Cultural Achievements

Guyana's cultural expression reflects its separate ethnic contributions and has a regional rather than a universal orientation. A number of its best-known novelists have lived abroad, including Edgar Mittelholzer, The Kwayana Family Trilogy, which focuses on one family through 350 years of Guyana's history; Christopher Nicole, Ratoon; Jan Carew, Black Midas; Roy Heath, Orealla; and E.R. Braithwaite, To Sir With Love, which details his experiences as a black high school teacher in a white London slum. His work was praised for its hopeful view of difficult race relations and became the subject of a major motion picture. Another prominent, avant-garde writer is Wilson Harris, The Palace and the Peacock. Additionally, Churamanie Bissundyal, a writer is also becoming better known in writing circles the world over. Among the country's outstanding poets are Martin Carter, Poems of Resistance, and A.J. Seymour, who wrote I Was Born in Georgetown. Denis Williams has gained fame as a painter, novelist, curator, and anthropologist. Philip Moore is well known for his wood sculptures, which show African influence.

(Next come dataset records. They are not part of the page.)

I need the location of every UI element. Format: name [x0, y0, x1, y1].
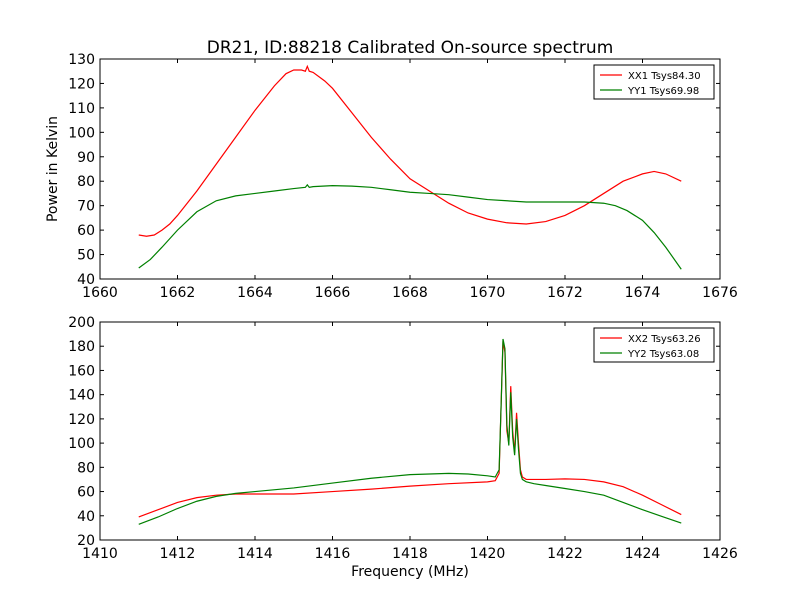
series-line-2-2: [138, 338, 682, 525]
y-tick-label: 20: [77, 533, 95, 549]
y-tick-label: 120: [68, 412, 95, 428]
x-tick-label: 1668: [392, 285, 428, 301]
x-tick-label: 1424: [625, 546, 661, 562]
x-tick-label: 1418: [392, 546, 428, 562]
y-tick-label: 60: [77, 485, 95, 501]
series-line-1-1: [138, 64, 682, 237]
y-tick-label: 100: [68, 125, 95, 141]
chart-title: DR21, ID:88218 Calibrated On-source spec…: [207, 38, 614, 58]
legend-2: XX2 Tsys63.26 YY2 Tsys63.08: [593, 327, 715, 363]
y-tick-label: 100: [68, 436, 95, 452]
x-tick-label: 1676: [702, 285, 738, 301]
series-line-1-2: [138, 183, 682, 270]
y-tick-label: 60: [77, 223, 95, 239]
legend-box: [593, 327, 715, 363]
y-axis-label: Power in Kelvin: [45, 116, 61, 222]
x-tick-label: 1410: [82, 546, 118, 562]
y-tick-label: 160: [68, 363, 95, 379]
legend-1: XX1 Tsys84.30 YY1 Tsys69.98: [593, 64, 715, 100]
y-tick-label: 80: [77, 174, 95, 190]
x-tick-label: 1412: [160, 546, 196, 562]
x-tick-label: 1414: [237, 546, 273, 562]
y-tick-label: 130: [68, 52, 95, 68]
x-tick-label: 1422: [547, 546, 583, 562]
x-tick-label: 1670: [470, 285, 506, 301]
x-tick-label: 1664: [237, 285, 273, 301]
legend-label: XX2 Tsys63.26: [628, 334, 701, 345]
legend-label: XX1 Tsys84.30: [628, 71, 701, 82]
x-tick-label: 1662: [160, 285, 196, 301]
y-tick-label: 140: [68, 388, 95, 404]
legend-box: [593, 64, 715, 100]
y-tick-label: 120: [68, 76, 95, 92]
y-tick-label: 80: [77, 460, 95, 476]
y-tick-label: 90: [77, 150, 95, 166]
y-tick-label: 200: [68, 315, 95, 331]
x-tick-label: 1426: [702, 546, 738, 562]
x-tick-label: 1420: [470, 546, 506, 562]
legend-label: YY1 Tsys69.98: [627, 86, 699, 97]
series-line-2-1: [138, 341, 682, 518]
x-tick-label: 1672: [547, 285, 583, 301]
x-tick-label: 1666: [315, 285, 351, 301]
y-tick-label: 40: [77, 509, 95, 525]
chart-panel-2: 1410 1412 1414 1416 1418 1420 1422 1424 1426 20 40…: [68, 315, 738, 580]
y-tick-label: 50: [77, 248, 95, 264]
y-tick-label: 180: [68, 339, 95, 355]
y-tick-label: 110: [68, 101, 95, 117]
x-tick-label: 1674: [625, 285, 661, 301]
chart-panel-1: 1660 1662 1664 1666 1668 1670 1672 1674 1676 40 50…: [45, 38, 738, 301]
x-tick-label: 1416: [315, 546, 351, 562]
y-tick-label: 40: [77, 272, 95, 288]
x-tick-label: 1660: [82, 285, 118, 301]
y-tick-label: 70: [77, 199, 95, 215]
legend-label: YY2 Tsys63.08: [627, 349, 699, 360]
x-axis-label: Frequency (MHz): [351, 564, 469, 580]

Art takes many forms in Guyana, but its dominant themes are the Amerindians, the ethnic diversity of the population and the physical beauties of Guyana. The works of Stanley Greaves, Ronald Savory, Philip Moore and the late Aubrey Williams have been much in demand in the last two decades. Savory's works in particular have brought the hard-to-reach interior within view of urban dwellers.

The Guyana Theater Guild, active for more than 20 years, stages productions of Caribbean and US plays. Also popular in Guyana are steel drum bands and, particularly among Indo-Guyanese, East Indian classical music and dance.